The important part is not the queue. The important part is that the chat lifetime stays in your program. You can swap the CLI queue for WebSocket messages, a job queue, a database-backed inbox, or a mobile push channel without changing the model/tool continuation shape.

Debounced burst collection

drainBurst is the input side. It blocks for the first message, then keeps collecting while new messages arrive within settle of each other. The window resets on every arrival, so a burst of typing becomes one user batch.

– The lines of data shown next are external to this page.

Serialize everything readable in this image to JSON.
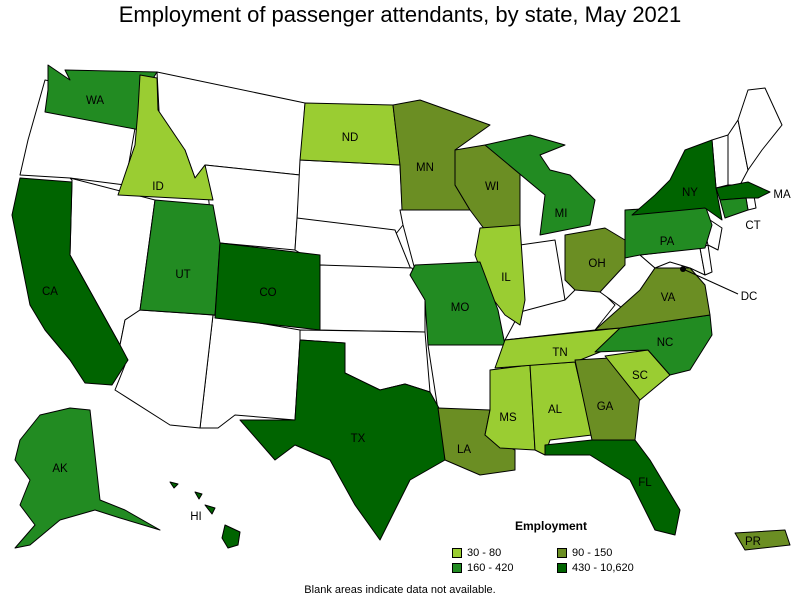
{
  "title": "Employment of passenger attendants, by state, May 2021",
  "footnote": "Blank areas indicate data not available.",
  "legend": {
    "title": "Employment",
    "classes": [
      {
        "label": "30 - 80",
        "color": "#9acd32"
      },
      {
        "label": "90 - 150",
        "color": "#6b8e23"
      },
      {
        "label": "160 - 420",
        "color": "#228b22"
      },
      {
        "label": "430 - 10,620",
        "color": "#006400"
      }
    ]
  },
  "no_data_color": "#ffffff",
  "states": [
    {
      "abbr": "WA",
      "class": 2
    },
    {
      "abbr": "ID",
      "class": 0
    },
    {
      "abbr": "CA",
      "class": 3
    },
    {
      "abbr": "UT",
      "class": 2
    },
    {
      "abbr": "CO",
      "class": 3
    },
    {
      "abbr": "ND",
      "class": 0
    },
    {
      "abbr": "MN",
      "class": 1
    },
    {
      "abbr": "WI",
      "class": 1
    },
    {
      "abbr": "MI",
      "class": 2
    },
    {
      "abbr": "IL",
      "class": 0
    },
    {
      "abbr": "MO",
      "class": 2
    },
    {
      "abbr": "TX",
      "class": 3
    },
    {
      "abbr": "LA",
      "class": 1
    },
    {
      "abbr": "MS",
      "class": 0
    },
    {
      "abbr": "AL",
      "class": 0
    },
    {
      "abbr": "TN",
      "class": 0
    },
    {
      "abbr": "GA",
      "class": 1
    },
    {
      "abbr": "FL",
      "class": 3
    },
    {
      "abbr": "SC",
      "class": 0
    },
    {
      "abbr": "NC",
      "class": 2
    },
    {
      "abbr": "VA",
      "class": 1
    },
    {
      "abbr": "OH",
      "class": 1
    },
    {
      "abbr": "PA",
      "class": 2
    },
    {
      "abbr": "NY",
      "class": 3
    },
    {
      "abbr": "MA",
      "class": 3
    },
    {
      "abbr": "CT",
      "class": 2
    },
    {
      "abbr": "DC",
      "class": null
    },
    {
      "abbr": "AK",
      "class": 2
    },
    {
      "abbr": "HI",
      "class": 3
    },
    {
      "abbr": "PR",
      "class": 1
    }
  ],
  "unlabeled_states": [
    "OR",
    "NV",
    "MT",
    "WY",
    "SD",
    "NE",
    "KS",
    "OK",
    "NM",
    "AZ",
    "IA",
    "AR",
    "IN",
    "KY",
    "WV",
    "MD",
    "DE",
    "NJ",
    "VT",
    "NH",
    "ME",
    "RI"
  ]
}
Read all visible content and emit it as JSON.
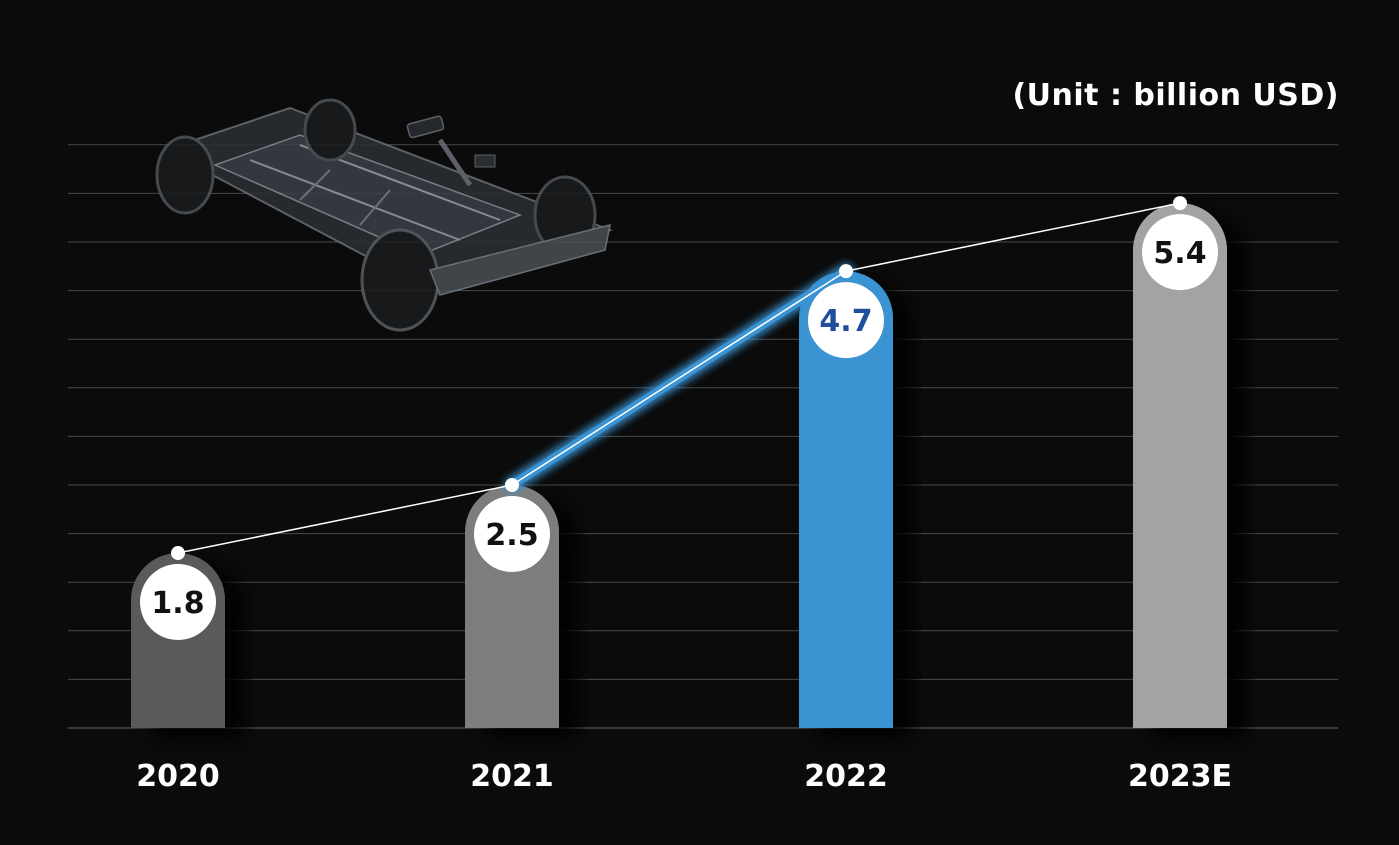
{
  "unit_label": "(Unit : billion USD)",
  "colors": {
    "background": "#0b0b0b",
    "gridline": "#4a4a4a",
    "highlight": "#3a93d2",
    "highlight_label": "#1f4f9a",
    "label_dark": "#111111"
  },
  "chart_data": {
    "type": "bar",
    "categories": [
      "2020",
      "2021",
      "2022",
      "2023E"
    ],
    "values": [
      1.8,
      2.5,
      4.7,
      5.4
    ],
    "value_labels": [
      "1.8",
      "2.5",
      "4.7",
      "5.4"
    ],
    "bar_colors": [
      "#5a5a5a",
      "#7d7d7d",
      "#3a93d2",
      "#a3a3a3"
    ],
    "highlight_index": 2,
    "trend_line": true,
    "ylim": [
      0,
      6
    ],
    "grid": true,
    "title": "",
    "xlabel": "",
    "ylabel": ""
  },
  "decoration": {
    "image_icon": "ev-chassis-icon"
  }
}
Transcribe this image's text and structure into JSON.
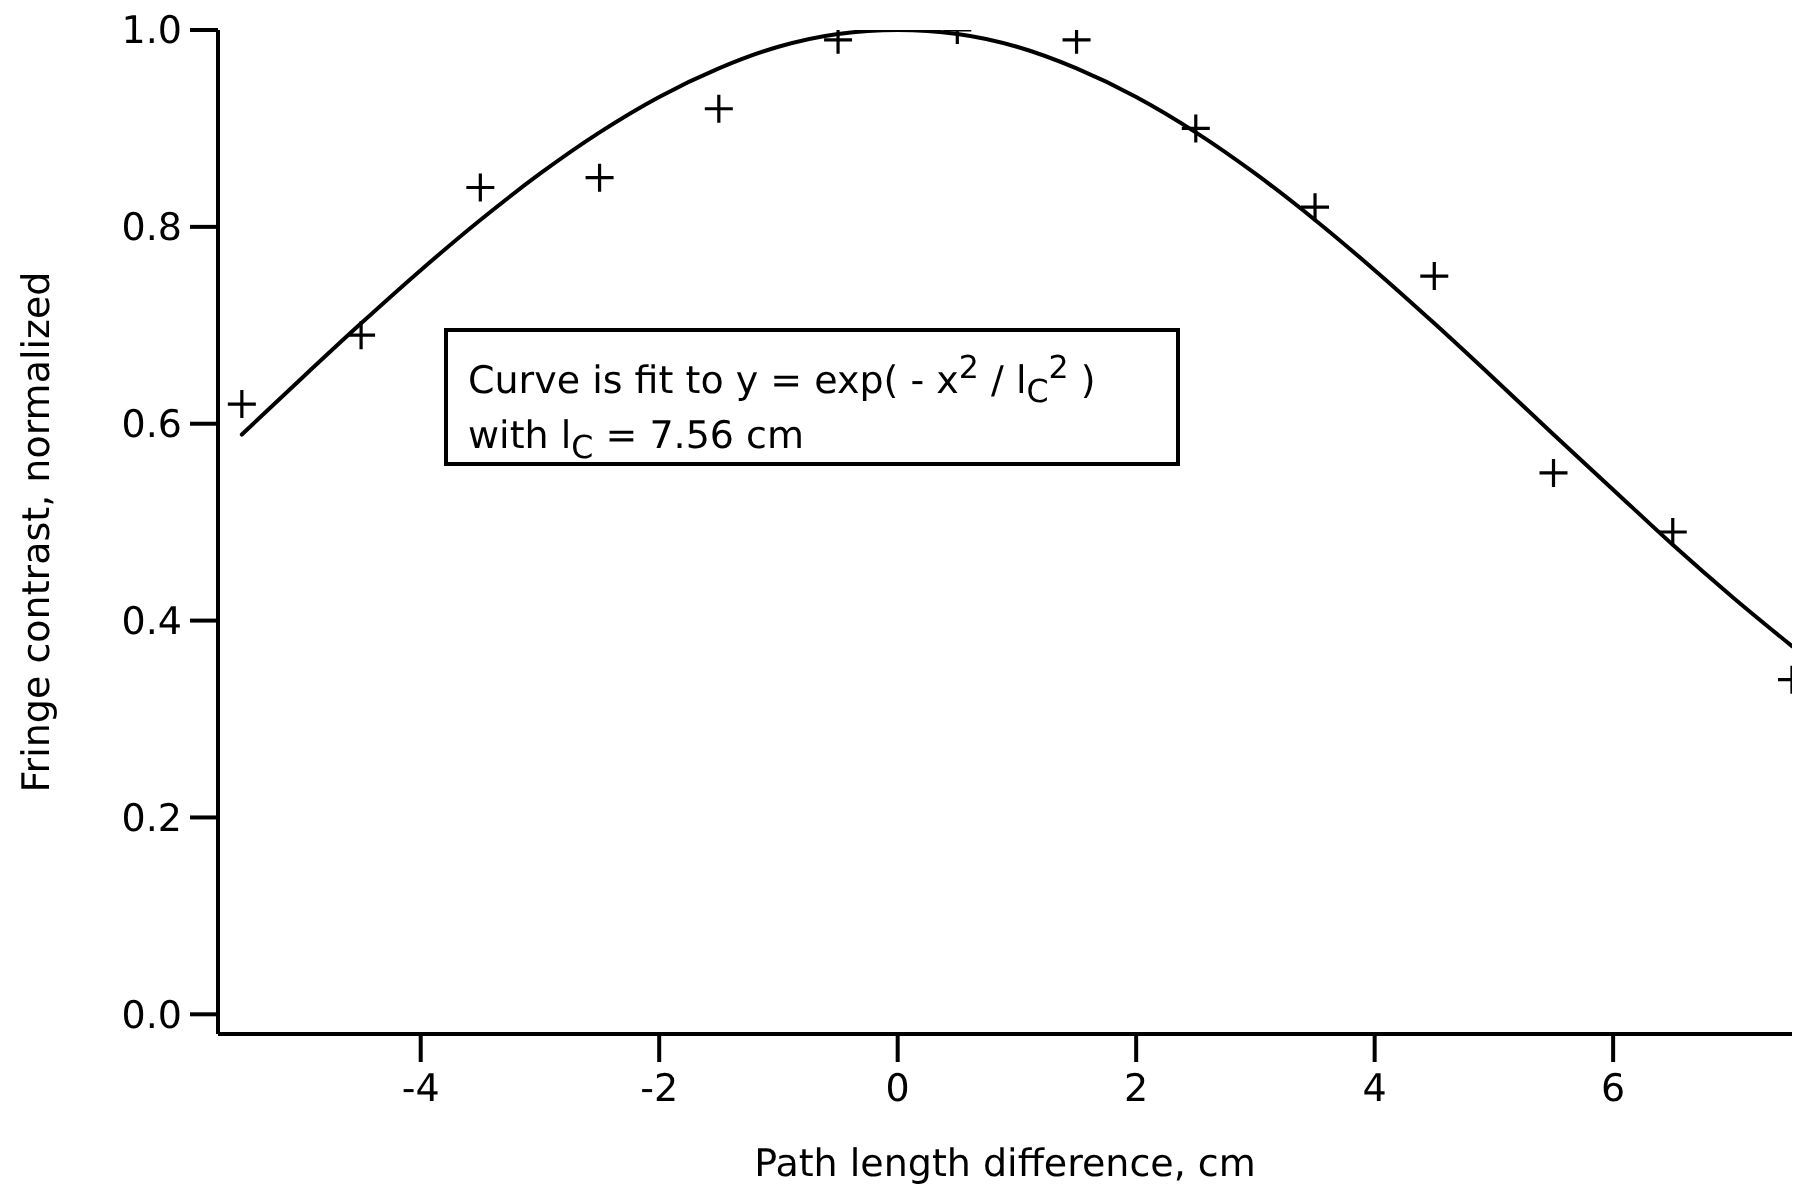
{
  "chart_data": {
    "type": "scatter",
    "xlabel": "Path length difference, cm",
    "ylabel": "Fringe contrast, normalized",
    "annotations": [
      "Curve is fit to y = exp( - x$^{2}$ / l$_{C}$$^{2}$ )",
      "with l$_{C}$ = 7.56 cm"
    ],
    "xlim": [
      -5.7,
      7.5
    ],
    "ylim": [
      -0.02,
      1.0
    ],
    "xticks": [
      -4,
      -2,
      0,
      2,
      4,
      6
    ],
    "yticks": [
      {
        "value": 0,
        "label": "0.0"
      },
      0.2,
      0.4,
      0.6,
      0.8,
      {
        "value": 1,
        "label": "1.0"
      }
    ],
    "series": [
      {
        "color": "#000000",
        "marker": "cross",
        "x": [
          -5.5,
          -4.5,
          -3.5,
          -2.5,
          -1.5,
          -0.5,
          0.5,
          1.5,
          2.5,
          3.5,
          4.5,
          5.5,
          6.5,
          7.5
        ],
        "values": [
          0.62,
          0.69,
          0.84,
          0.85,
          0.92,
          0.99,
          1.0,
          0.99,
          0.9,
          0.82,
          0.75,
          0.55,
          0.49,
          0.34
        ]
      },
      {
        "type": "line",
        "color": "#000000",
        "marker": "none",
        "line_style": "solid",
        "x": [
          -5.5,
          -5,
          -4.5,
          -4,
          -3.5,
          -3,
          -2.5,
          -2,
          -1.5,
          -1,
          -0.5,
          0,
          0.5,
          1,
          1.5,
          2,
          2.5,
          3,
          3.5,
          4,
          4.5,
          5,
          5.5,
          6,
          6.5,
          7,
          7.5
        ],
        "values": [
          0.589,
          0.646,
          0.702,
          0.756,
          0.807,
          0.854,
          0.896,
          0.932,
          0.961,
          0.983,
          0.996,
          1.0,
          0.996,
          0.983,
          0.961,
          0.932,
          0.896,
          0.854,
          0.807,
          0.756,
          0.702,
          0.646,
          0.589,
          0.533,
          0.477,
          0.424,
          0.374
        ]
      }
    ]
  }
}
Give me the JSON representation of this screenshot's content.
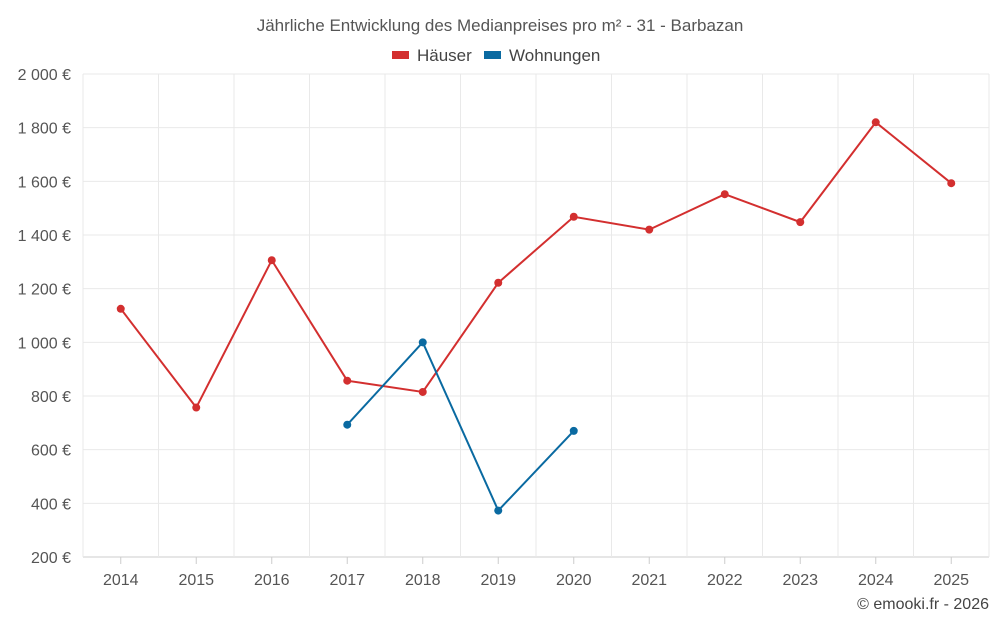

export const drainBurst = <A>(
queue: Queue.Queue<A>,
settle: Duration.Input,
): Effect.Effect<ReadonlyArray<A>> =>
Stream.unfold(false, (started) =>
started
? Effect.race(
Queue.take(queue).pipe(Effect.map((m) => [m, true] as const)),
Effect.sleep(settle).pipe(Effect.as(undefined)),
)
: Queue.take(queue).pipe(Effect.map((m) => [m, true] as const)),
).pipe(Stream.runCollect)

Modeled as Stream.unfold, the first step waits indefinitely and subsequent steps race the next queue item against the settle window. If sleep wins, the in-flight Queue.take is interrupted safely: an item is removed only when the take succeeds, so late arrivals remain for the next drain.

Termination

This conversation never returns stop on its own. A real chat session is usually owned by a server request, WebSocket, tab, worker, or process. The runner mirrors that shape by forking the conversation fiber and interrupting it on Ctrl-C.

Run it

Terminal window
OPENAI_API_KEY=sk-... pnpm tsx recipes/agentic-loop/run.ts

The runner is an interactive CLI. Try sending a quick burst of messages: they land in one user batch. Then type while the agent is still working: the message waits in the queue until the current model/tool turn reaches a clean boundary.

The runner includes get_current_time(timezone) and roll_dice(sides) with a small artificial delay so the multi-turn flow is visible in the terminal.

The full source lives next to this README at index.ts.